Wordless a cappella hymns turn into old doo-wop records; showgirls dance in the cantina while heroes and villains face off in a Spanish and Indian old western town; Plymouth Rock rocks and rolls over; the mystical, sparkling chimes of the bicycle rider cruise through the savage church of the American Indian; farm animals sing an animal symphony in the barnyard while the cooks chops lumber; the plunking banjo of a quiet home on the range gives way to the onslaught of the charging iron horse; atmospheric romantic music dissolves into the clattering hammers and buzzing saws of a woodworker’s shop; vegetables are harvested, celebrated, chomped, and carted off for sale; Mrs. O’Leary’s cow starts the Great Chicago Fire in a blaze of chaos and wonder before getting extinguished by sweet pools of cool water; and in the end, everything turns into good, good vibrations.
The music is as varied as the subject matter, as single voices and instruments unleash some of the thickest, densest sounds I have ever heard – all of the muddled excitement of a Phil Spector record combined with the muddy grit of the Rolling Stones’ Exile on Main St. This is what has been missing from all previous releases and remakes of the Smile material – the thick, dense sound that plays like the musical equivalent of the Big Muddy.
And like that waterway, there is much about the record that is unclear, unpolished, unrefined, and at times, seemingly directionless. There are words that get buried in sound and sound that fails to yield any words to shed light on them. At its messy, muddy root, it plays like an incomplete experiment.
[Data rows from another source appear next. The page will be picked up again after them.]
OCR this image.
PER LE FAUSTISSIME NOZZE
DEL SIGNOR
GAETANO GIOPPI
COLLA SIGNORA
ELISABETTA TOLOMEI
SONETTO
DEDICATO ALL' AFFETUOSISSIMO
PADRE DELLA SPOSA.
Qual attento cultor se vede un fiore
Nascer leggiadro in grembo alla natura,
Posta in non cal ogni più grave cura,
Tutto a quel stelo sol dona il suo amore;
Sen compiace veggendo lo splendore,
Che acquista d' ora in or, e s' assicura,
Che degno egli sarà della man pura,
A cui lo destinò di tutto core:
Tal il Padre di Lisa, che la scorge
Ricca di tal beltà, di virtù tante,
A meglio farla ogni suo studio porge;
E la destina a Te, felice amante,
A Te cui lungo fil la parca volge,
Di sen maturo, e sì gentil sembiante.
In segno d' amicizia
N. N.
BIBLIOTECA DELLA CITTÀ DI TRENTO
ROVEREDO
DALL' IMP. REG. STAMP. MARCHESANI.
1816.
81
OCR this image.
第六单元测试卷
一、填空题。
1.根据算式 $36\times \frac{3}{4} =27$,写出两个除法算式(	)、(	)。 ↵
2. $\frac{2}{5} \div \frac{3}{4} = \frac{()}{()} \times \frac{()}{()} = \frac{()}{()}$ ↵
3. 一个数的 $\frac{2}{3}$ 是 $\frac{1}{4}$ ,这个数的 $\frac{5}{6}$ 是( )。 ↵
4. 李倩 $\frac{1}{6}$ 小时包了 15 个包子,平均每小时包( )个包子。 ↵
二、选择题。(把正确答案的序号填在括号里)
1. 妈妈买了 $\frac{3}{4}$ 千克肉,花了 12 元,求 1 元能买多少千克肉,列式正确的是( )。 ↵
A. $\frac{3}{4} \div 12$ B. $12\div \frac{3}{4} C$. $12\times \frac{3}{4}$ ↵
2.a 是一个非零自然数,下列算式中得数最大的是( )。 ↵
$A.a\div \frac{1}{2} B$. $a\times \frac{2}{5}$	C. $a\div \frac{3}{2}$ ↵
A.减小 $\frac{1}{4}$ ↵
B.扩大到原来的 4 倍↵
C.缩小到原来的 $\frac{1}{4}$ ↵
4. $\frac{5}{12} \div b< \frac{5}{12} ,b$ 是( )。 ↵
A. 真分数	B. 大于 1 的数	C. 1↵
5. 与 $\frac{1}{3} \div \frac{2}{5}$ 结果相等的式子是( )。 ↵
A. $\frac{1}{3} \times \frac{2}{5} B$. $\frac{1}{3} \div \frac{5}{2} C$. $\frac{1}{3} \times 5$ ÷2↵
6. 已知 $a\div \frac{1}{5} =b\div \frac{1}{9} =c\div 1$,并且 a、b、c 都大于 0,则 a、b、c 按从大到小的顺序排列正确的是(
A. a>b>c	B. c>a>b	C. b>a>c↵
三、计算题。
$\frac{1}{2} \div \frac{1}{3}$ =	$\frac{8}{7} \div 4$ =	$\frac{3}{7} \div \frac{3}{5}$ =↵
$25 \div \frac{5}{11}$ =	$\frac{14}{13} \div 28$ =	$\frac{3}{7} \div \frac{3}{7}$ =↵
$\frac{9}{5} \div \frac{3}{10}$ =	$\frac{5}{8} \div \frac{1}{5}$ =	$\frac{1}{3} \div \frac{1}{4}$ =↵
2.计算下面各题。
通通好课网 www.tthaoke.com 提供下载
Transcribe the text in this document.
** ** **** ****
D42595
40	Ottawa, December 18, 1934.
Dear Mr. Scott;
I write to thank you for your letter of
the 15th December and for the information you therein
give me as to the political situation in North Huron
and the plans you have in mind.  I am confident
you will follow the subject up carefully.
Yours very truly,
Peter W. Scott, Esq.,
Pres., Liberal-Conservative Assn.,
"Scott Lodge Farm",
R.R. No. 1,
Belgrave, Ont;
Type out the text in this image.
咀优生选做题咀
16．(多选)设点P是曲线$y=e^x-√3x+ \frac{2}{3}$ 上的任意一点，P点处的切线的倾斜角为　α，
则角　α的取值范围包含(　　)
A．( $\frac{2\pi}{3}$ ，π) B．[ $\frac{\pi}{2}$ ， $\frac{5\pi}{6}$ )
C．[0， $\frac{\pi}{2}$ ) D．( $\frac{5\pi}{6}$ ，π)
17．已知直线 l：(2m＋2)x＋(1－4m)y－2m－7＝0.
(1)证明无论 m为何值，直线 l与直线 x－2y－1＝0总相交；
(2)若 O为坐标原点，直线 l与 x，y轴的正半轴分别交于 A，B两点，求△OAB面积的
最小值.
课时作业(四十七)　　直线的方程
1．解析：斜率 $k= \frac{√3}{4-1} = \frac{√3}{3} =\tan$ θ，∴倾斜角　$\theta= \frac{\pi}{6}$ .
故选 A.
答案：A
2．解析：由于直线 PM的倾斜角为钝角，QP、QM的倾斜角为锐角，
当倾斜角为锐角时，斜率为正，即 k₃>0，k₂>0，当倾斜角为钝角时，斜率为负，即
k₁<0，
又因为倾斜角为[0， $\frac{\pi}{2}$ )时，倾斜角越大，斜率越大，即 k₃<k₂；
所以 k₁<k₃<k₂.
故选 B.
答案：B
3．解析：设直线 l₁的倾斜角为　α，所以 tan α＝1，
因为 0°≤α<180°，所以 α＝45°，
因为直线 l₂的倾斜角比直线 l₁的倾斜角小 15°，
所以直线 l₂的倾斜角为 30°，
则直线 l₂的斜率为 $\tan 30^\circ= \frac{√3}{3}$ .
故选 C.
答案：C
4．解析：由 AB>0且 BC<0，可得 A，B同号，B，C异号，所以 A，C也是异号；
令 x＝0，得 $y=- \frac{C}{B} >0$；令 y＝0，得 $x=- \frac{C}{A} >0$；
But then again, so is the country it documents. As a nation and as an idea, America is an unfinished country, our forefathers brilliantly placing the power of change and amendment directly into the fiber of our governing Constitution. The major events of our history come from unfinished business – the Civil War emerging from the “peculiar institution” of slavery, World War II emerging from the unsettled alliances of World War I, the Civil Rights movement emerging from the broken promises of Reconstruction – and many of our greatest heroes – Abraham Lincoln, Martin Luther King, Jr., Franklin D. Roosevelt, and John F. Kennedy, to name but four – lived unfinished lives. Some compare America to a tapestry, but if that’s the case, it’s a tapestry that’s only partly finished, with strands that are just as likely to fray apart as they are to weave together.
And Smile plays as its national anthem.